General CARES Act information

Frequently Asked Questions

On March 27, the president signed the Coronavirus Aid, Relief and Economic Security (CARES) Act into law. While the act provides relief for individuals and businesses on a broad scale, the following provisions are the most relevant to retirement plan sponsors and plan participants:
  • New 2020 required minimum distributions (RMDs) are suspended, and existing 2020 RMDs can be canceled
  • Retirement plan withdrawal flexibility is increased and limits are expanded with penalty and tax withholding waived*
  • Retirement plan loan limits are increased, and repayments due between 3/27/2020 and 12/31/2020 can be delayed one year*
* At the option of the plan sponsor

  • 401(k)
  • 401(a) (with restrictions for money purchase plans)
  • 403(a)
  • 403(b)
  • 457(b) government
  • Keogh
  • IRA
Not eligible:
  • 457(b) tax-exempt/private
  • 457(f)
  • 403(c)

TIAA has been gathering weekly feedback from retirement plan participants about what’s most important at this time.
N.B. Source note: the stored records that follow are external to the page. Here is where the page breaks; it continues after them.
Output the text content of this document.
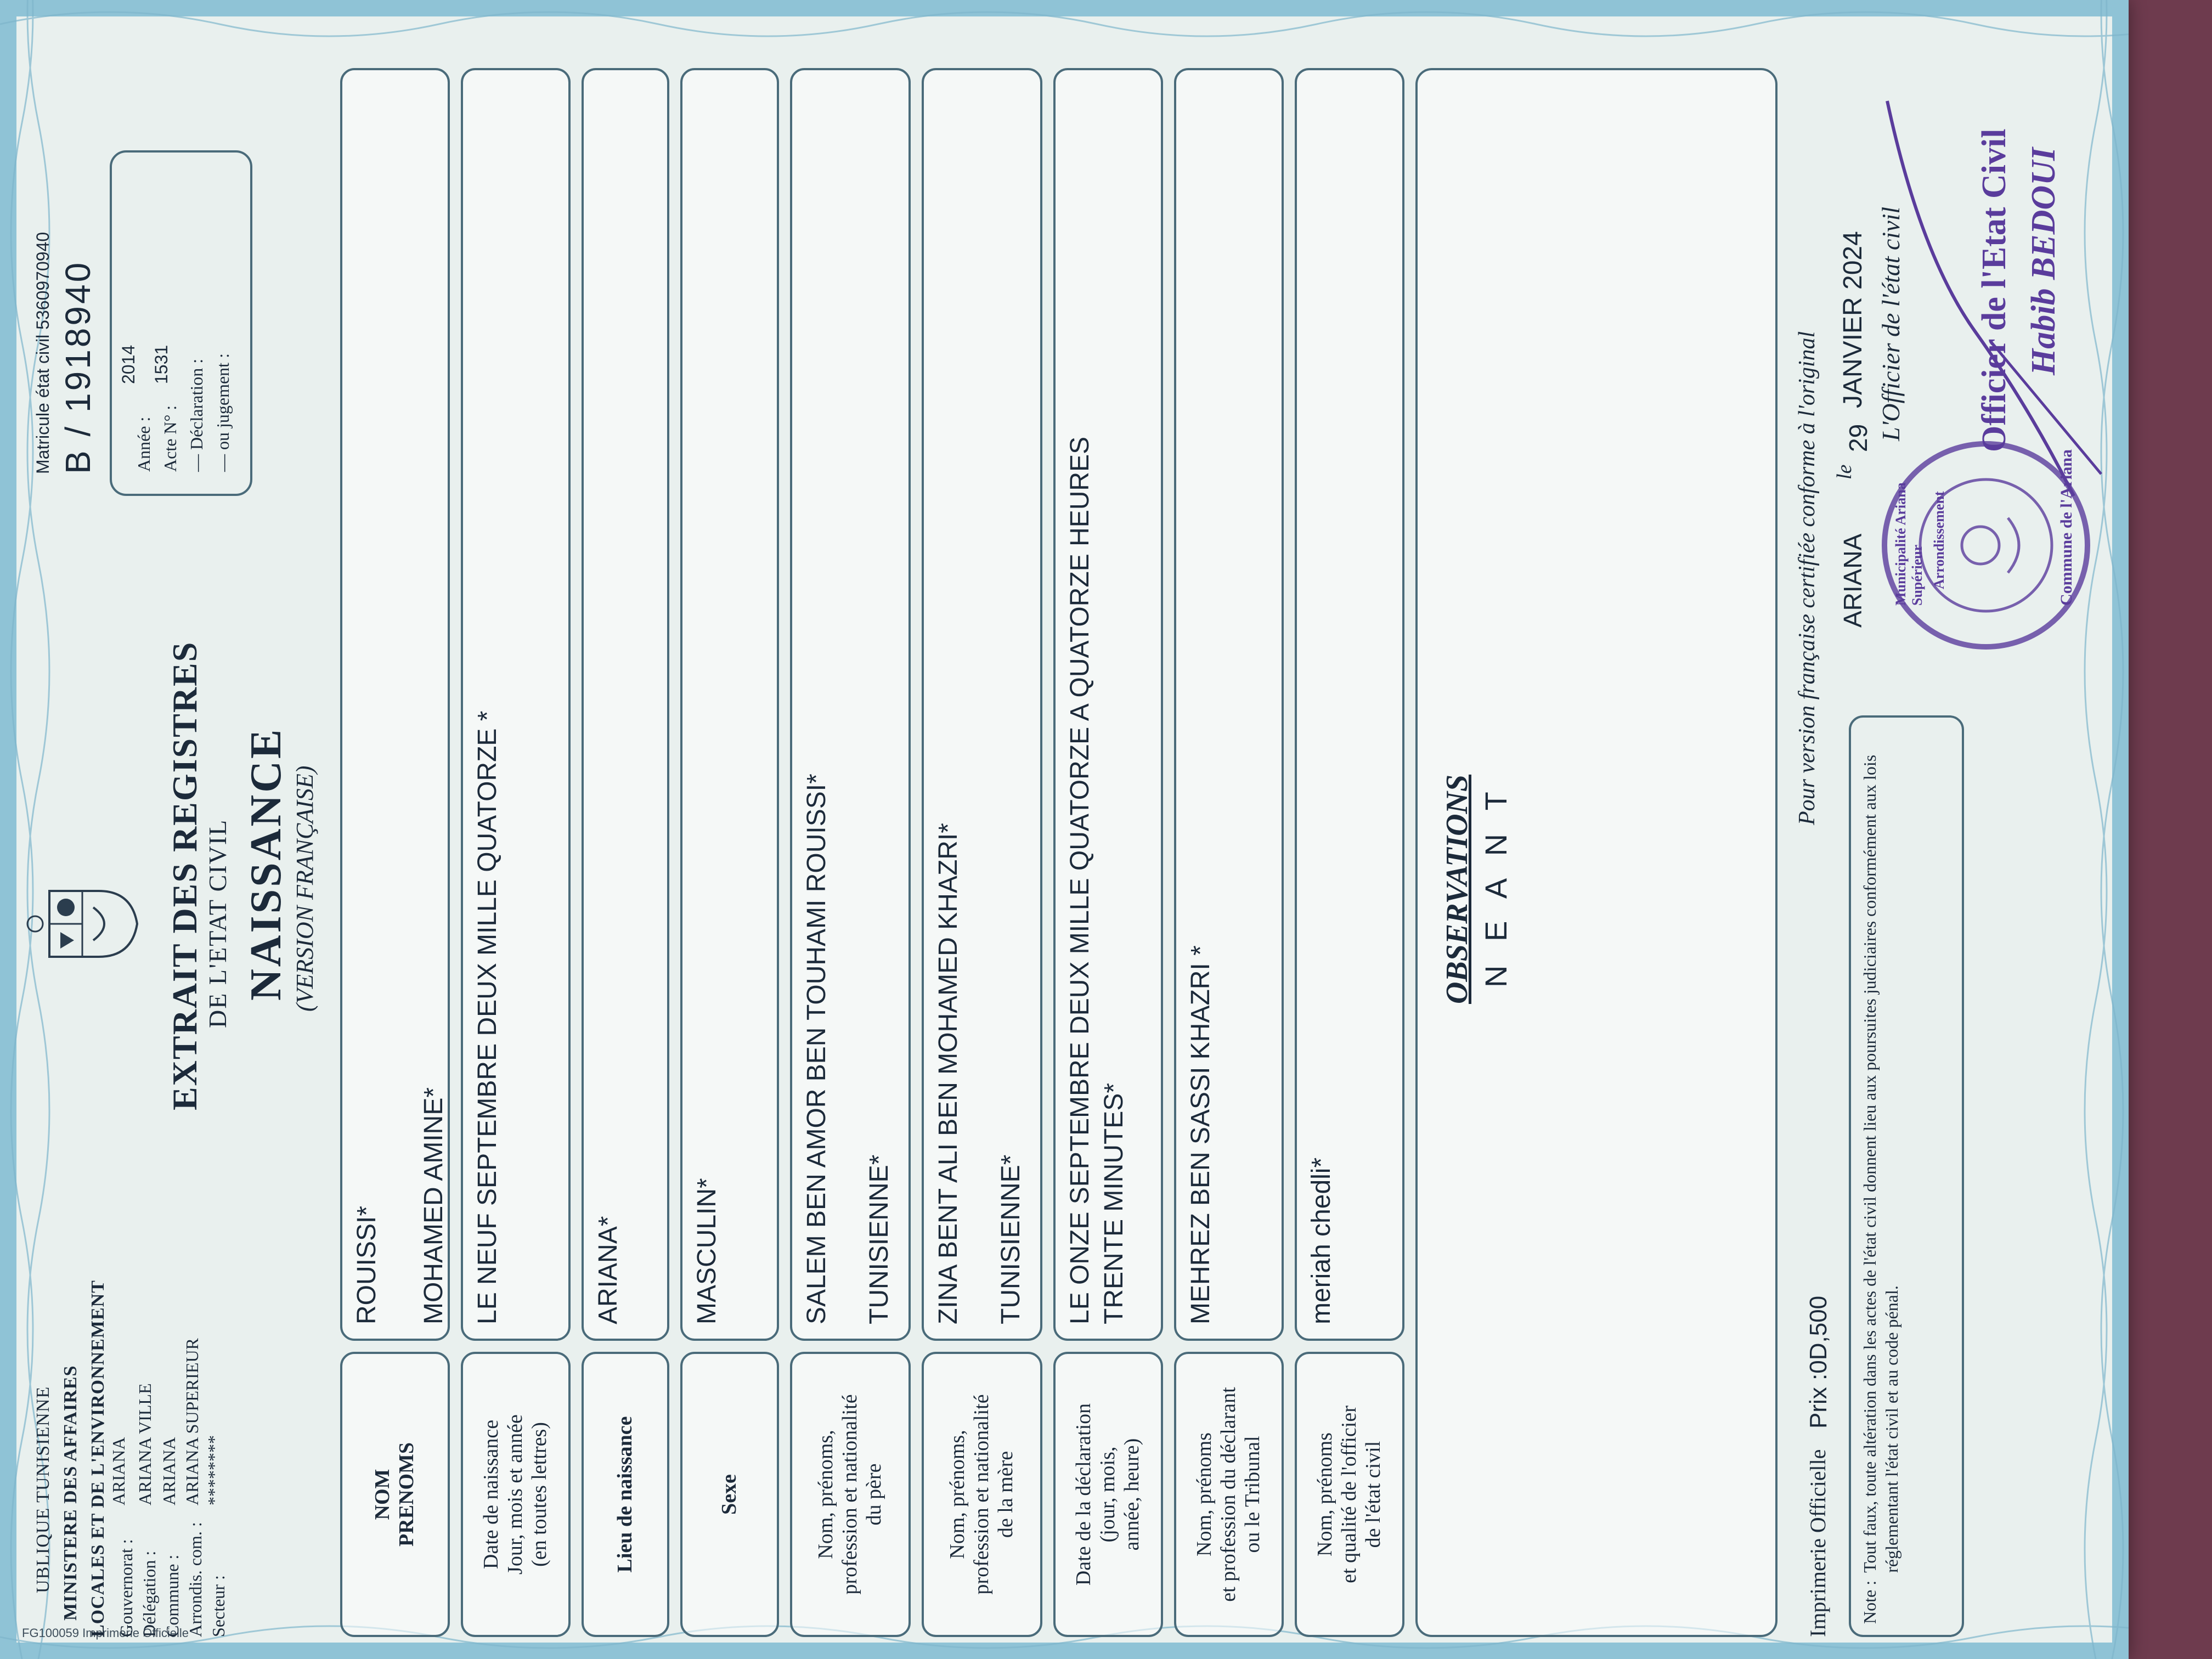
FG100059 Imprimerie Officielle
UBLIQUE TUNISIENNE MINISTERE DES AFFAIRES LOCALES ET DE L'ENVIRONNEMENT Gouvernorat :
ARIANA
Délégation :
ARIANA VILLE
Commune :
ARIANA
Arrondis. com. :
ARIANA SUPERIEUR
Secteur :
********
EXTRAIT DES REGISTRES DE L'ETAT CIVIL NAISSANCE (VERSION FRANÇAISE)
Matricule état civil 5360970940 B / 1918940 Année :
2014
Acte N° :
1531 — Déclaration : — ou jugement :
NOM
PRENOMS
ROUISSI* MOHAMED AMINE*
Date de naissance
Jour, mois et année
(en toutes lettres)
LE NEUF SEPTEMBRE DEUX MILLE QUATORZE *
Lieu de naissance
ARIANA*
Sexe
MASCULIN*
Nom, prénoms,
profession et nationalité
du père
SALEM BEN AMOR BEN TOUHAMI ROUISSI* TUNISIENNE*
Nom, prénoms,
profession et nationalité
de la mère
ZINA BENT ALI BEN MOHAMED KHAZRI* TUNISIENNE*
Date de la déclaration
(jour, mois,
année, heure)
LE ONZE SEPTEMBRE DEUX MILLE QUATORZE A QUATORZE HEURES TRENTE MINUTES*
Nom, prénoms
et profession du déclarant
ou le Tribunal
MEHREZ BEN SASSI KHAZRI *
Nom, prénoms
et qualité de l'officier
de l'état civil
meriah chedli*
OBSERVATIONS N E A N T
Imprimerie Officielle
Prix :0D,500
Note :
Tout faux, toute altération dans les actes de l'état civil donnent lieu aux poursuites judiciaires conformément aux lois réglementant l'état civil et au code pénal.
Pour version française certifiée conforme à l'original ARIANA
le
29
JANVIER 2024 L'Officier de l'état civil
Municipalité Ariana Supérieur Arrondissement	Commune de l'Ariana
Officier de l'Etat Civil Habib BEDOUI
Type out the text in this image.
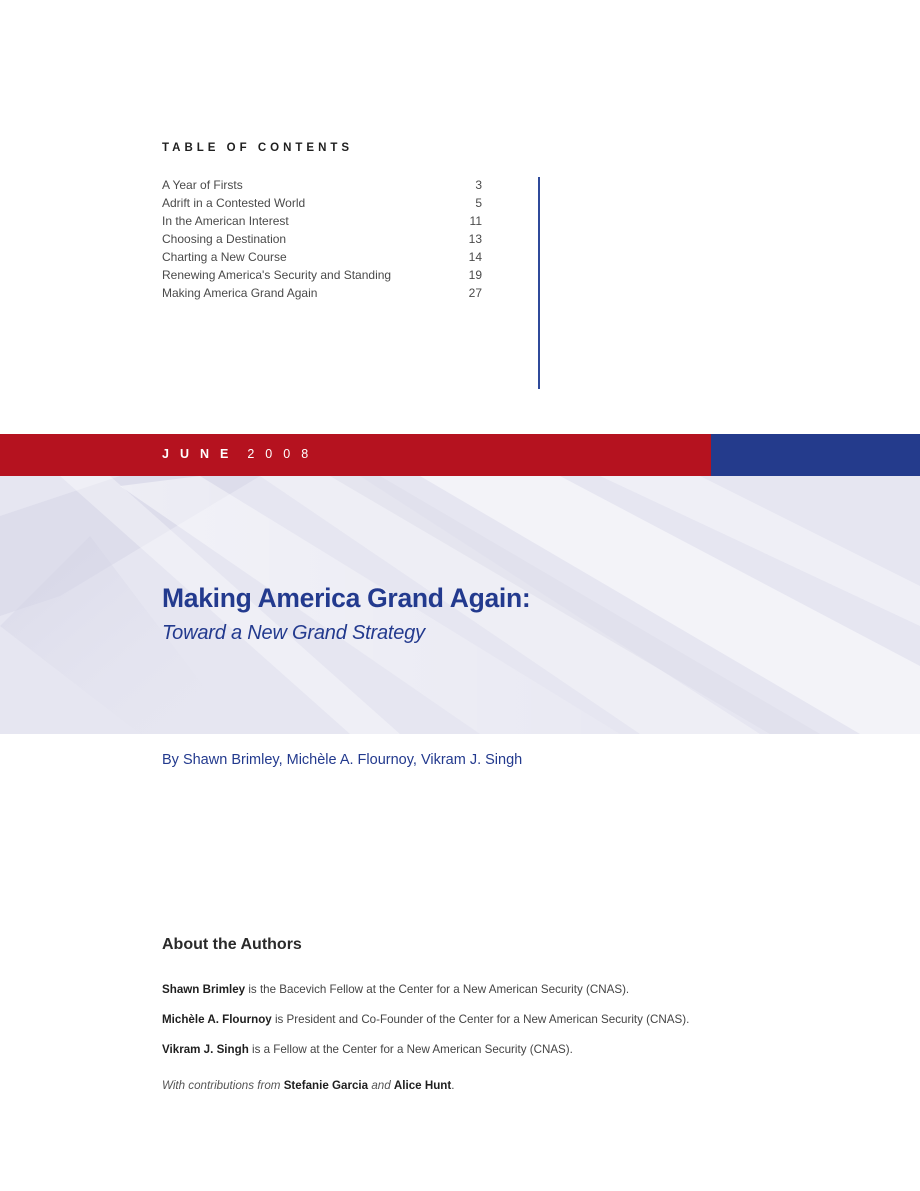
TABLE OF CONTENTS
A Year of Firsts	3
Adrift in a Contested World	5
In the American Interest	11
Choosing a Destination	13
Charting a New Course	14
Renewing America's Security and Standing	19
Making America Grand Again	27
JUNE 2008
Making America Grand Again:
Toward a New Grand Strategy

By Shawn Brimley, Michèle A. Flournoy, Vikram J. Singh

About the Authors

Shawn Brimley is the Bacevich Fellow at the Center for a New American Security (CNAS).

Michèle A. Flournoy is President and Co-Founder of the Center for a New American Security (CNAS).

Vikram J. Singh is a Fellow at the Center for a New American Security (CNAS).

With contributions from Stefanie Garcia and Alice Hunt.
They tell us they are looking for:
  1. Reassurance
  2. Advice on making investment changes (buy, sell, hold)
  3. Strategies to protect savings
  4. Projections on time line for recovery
Combining the learnings from this and what we have heard from our plan sponsors, we:
  • Sent an email to all participants from Roger Ferguson focused on the historical perspective of the markets and the strength and longevity of TIAA to help them through volatile times
  • Reached out to offer help and advice to plan participants who have relationships with individual advisors
  • Offered a series of webinars in March on managing through market volatility, with over 3,600 attendees
  • Launched a web resource center with information, insights and expert analysis to help participants stay informed in this time of uncertainty
We will continue to make information and guidance available to participants through emails, economic and market update webinars, and new content on the web resources center to help participants evaluate how best to source funds (e.g., stimulus, loans, withdrawals).